CannTrust fires CEO, board chair resigns
July 30, 2019 By Greenhouse Canada
CannTrust has fired CEO Peter Aceto and board chair, Eric Paul has resigned.
These events transpired after the Globe and Mail revealed that executives were aware of unlicensed grow rooms, reports the Financial Post.
According to a CannTrust release, investigation into the licensed producer’s non-compliance with Health Canada regulations has uncovered new information that resulted in the board’s decision.
A special committee of its board of directors is forging on with its ongoing investigation.
In the meantime, chair of the special committee, Robert Marcovitch, will step down from the committee and into the role of interim CEO. Marcovitch was most recently the president and CEO of K2 Sports, an international developer, manufacturer, marketer and distributor of winter sports equipment. He was previously the Chief Executive Officer at The Coleman Outdoor Company from 2011 until 2015, and prior to that, was Chief Executive Officer and President of Ride, Inc. from 1994 to 1999, which prior to its acquisition by K2 was a large publicly traded company.
“Our first priority is to complete the remaining items of our investigation and bring the company’s operations into full regulatory compliance. Implementing the necessary changes is essential to the interests of our medical patients, customers, shareholders and employees,” says Marcovitch. “CannTrust has a number of strengths it can draw upon to reset and rebuild, including industry-leading research, innovation and intellectual property.”
Mark Dawber has assumed the role of special committee chair. Dawber is a FCPA with significant public accounting experience having been an Audit Partner at Moore Stephens Hyde Houghton from 1971 until 1998 and BDO Canada LLP from 1999 to 2000.
Based on new information uncovered by the investigation, the CannTrust says they made a voluntary disclosure to Health Canada, and will cooperate with the regulator in an open and transparent manner to resolve these matters.
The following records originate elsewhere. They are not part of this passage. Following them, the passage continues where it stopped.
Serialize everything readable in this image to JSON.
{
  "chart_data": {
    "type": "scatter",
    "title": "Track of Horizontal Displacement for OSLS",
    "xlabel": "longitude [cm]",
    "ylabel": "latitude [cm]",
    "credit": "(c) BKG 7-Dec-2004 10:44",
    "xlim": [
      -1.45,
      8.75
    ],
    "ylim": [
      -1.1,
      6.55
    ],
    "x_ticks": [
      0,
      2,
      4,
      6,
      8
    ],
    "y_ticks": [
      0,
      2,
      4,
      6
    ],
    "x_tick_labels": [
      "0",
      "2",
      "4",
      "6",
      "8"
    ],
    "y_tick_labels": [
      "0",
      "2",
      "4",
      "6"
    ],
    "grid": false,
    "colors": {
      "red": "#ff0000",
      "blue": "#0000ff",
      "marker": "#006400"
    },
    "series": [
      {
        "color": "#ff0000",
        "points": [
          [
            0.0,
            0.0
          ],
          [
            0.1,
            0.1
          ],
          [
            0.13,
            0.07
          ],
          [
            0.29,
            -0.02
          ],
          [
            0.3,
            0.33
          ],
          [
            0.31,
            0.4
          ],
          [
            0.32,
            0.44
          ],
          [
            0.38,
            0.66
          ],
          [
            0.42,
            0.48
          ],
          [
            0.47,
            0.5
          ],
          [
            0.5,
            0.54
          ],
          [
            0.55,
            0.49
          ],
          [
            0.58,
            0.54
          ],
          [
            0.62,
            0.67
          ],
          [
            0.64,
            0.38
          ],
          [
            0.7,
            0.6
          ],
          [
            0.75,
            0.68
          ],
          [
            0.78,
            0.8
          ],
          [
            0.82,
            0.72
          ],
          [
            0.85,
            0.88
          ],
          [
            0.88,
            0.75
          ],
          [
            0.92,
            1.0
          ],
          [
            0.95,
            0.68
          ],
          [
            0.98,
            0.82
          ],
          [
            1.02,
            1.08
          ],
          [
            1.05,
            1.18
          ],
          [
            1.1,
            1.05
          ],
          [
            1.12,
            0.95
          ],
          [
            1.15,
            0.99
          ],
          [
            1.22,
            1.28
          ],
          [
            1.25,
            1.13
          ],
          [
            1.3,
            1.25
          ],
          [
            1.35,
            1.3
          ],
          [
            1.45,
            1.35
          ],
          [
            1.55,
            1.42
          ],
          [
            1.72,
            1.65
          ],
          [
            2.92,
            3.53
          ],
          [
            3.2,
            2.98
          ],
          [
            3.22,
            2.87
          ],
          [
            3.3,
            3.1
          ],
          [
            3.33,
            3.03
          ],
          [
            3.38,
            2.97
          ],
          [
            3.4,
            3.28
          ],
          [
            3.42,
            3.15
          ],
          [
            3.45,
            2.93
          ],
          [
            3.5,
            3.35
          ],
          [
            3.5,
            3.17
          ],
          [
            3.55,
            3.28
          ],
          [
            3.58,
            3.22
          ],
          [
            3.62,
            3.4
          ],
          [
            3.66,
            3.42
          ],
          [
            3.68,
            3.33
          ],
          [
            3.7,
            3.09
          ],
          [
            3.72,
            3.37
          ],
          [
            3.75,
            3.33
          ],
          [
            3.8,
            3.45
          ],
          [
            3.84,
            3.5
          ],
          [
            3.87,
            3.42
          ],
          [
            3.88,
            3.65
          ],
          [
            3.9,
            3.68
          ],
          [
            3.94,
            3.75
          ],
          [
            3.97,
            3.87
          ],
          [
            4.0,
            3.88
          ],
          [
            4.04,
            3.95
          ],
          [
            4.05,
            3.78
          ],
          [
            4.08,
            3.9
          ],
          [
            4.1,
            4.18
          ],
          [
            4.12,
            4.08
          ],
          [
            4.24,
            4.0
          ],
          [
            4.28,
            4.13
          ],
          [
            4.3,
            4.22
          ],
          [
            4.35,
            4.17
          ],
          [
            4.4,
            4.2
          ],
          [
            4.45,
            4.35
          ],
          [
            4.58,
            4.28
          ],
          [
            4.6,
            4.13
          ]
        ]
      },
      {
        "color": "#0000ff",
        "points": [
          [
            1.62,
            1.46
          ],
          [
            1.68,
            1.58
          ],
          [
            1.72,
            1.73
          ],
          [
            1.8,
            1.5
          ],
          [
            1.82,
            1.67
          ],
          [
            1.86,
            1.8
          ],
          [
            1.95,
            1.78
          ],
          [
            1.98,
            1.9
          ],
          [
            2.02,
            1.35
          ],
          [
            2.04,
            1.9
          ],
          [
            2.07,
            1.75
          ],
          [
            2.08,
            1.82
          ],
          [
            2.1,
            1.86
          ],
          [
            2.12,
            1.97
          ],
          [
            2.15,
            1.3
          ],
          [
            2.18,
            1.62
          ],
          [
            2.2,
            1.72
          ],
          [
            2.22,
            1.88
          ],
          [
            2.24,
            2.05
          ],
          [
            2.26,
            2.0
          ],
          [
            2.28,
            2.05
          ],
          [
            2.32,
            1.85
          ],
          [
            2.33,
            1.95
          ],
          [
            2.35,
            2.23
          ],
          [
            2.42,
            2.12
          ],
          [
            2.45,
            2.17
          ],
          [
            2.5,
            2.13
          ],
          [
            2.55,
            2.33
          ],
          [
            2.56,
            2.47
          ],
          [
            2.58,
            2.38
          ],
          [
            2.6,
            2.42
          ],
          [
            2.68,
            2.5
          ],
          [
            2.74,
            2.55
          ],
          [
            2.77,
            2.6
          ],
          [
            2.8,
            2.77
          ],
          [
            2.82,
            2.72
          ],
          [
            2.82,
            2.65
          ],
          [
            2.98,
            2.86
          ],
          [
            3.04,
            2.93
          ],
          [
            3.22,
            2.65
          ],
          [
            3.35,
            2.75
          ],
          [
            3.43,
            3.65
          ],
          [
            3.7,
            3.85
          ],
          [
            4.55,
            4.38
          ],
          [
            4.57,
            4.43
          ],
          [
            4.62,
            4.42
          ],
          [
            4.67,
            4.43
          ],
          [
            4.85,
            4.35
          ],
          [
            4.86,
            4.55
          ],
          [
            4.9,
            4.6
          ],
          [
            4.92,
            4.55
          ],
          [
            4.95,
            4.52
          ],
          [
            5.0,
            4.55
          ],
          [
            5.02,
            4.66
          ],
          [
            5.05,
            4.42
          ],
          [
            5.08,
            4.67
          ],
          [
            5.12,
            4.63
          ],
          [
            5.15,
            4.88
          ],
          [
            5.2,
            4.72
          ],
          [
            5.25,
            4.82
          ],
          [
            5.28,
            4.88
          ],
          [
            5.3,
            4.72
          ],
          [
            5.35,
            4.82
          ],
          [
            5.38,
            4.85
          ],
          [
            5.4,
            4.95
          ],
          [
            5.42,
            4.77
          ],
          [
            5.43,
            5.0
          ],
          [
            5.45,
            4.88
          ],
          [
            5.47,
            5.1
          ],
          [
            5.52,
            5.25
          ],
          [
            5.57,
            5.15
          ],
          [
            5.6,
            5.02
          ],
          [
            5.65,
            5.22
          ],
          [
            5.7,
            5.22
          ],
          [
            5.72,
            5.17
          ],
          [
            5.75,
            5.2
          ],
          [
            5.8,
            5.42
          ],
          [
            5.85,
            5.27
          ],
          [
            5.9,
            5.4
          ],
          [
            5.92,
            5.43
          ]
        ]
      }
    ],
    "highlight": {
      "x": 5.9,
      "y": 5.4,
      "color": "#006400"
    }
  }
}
In early July, Health Canada found five unlicensed rooms in CannTrust’s greenhouse facility in Pelham, Ont., as well as inaccurate information provided by the LP’s employees. According to the company, the unlicensed rooms had pending applications with Health Canada but were used for active cannabis production from October 2018 to March 2019. Licences were eventually issues for each room in April 2019.
Health Canada placed a hold on approximately 5,200kg of dried cannabis that was harvested in the previously unlicensed rooms. CannTrust then put a voluntary hold on 7,500kg of dried cannabis at its Vaughan manufacturing facility that was produced in the previously unlicensed rooms.
The company has recently purchased 81 acres of land in British Columbia and expects to secure over 240 acres for low-cost outdoor cultivation, which it will use for its extraction-based products.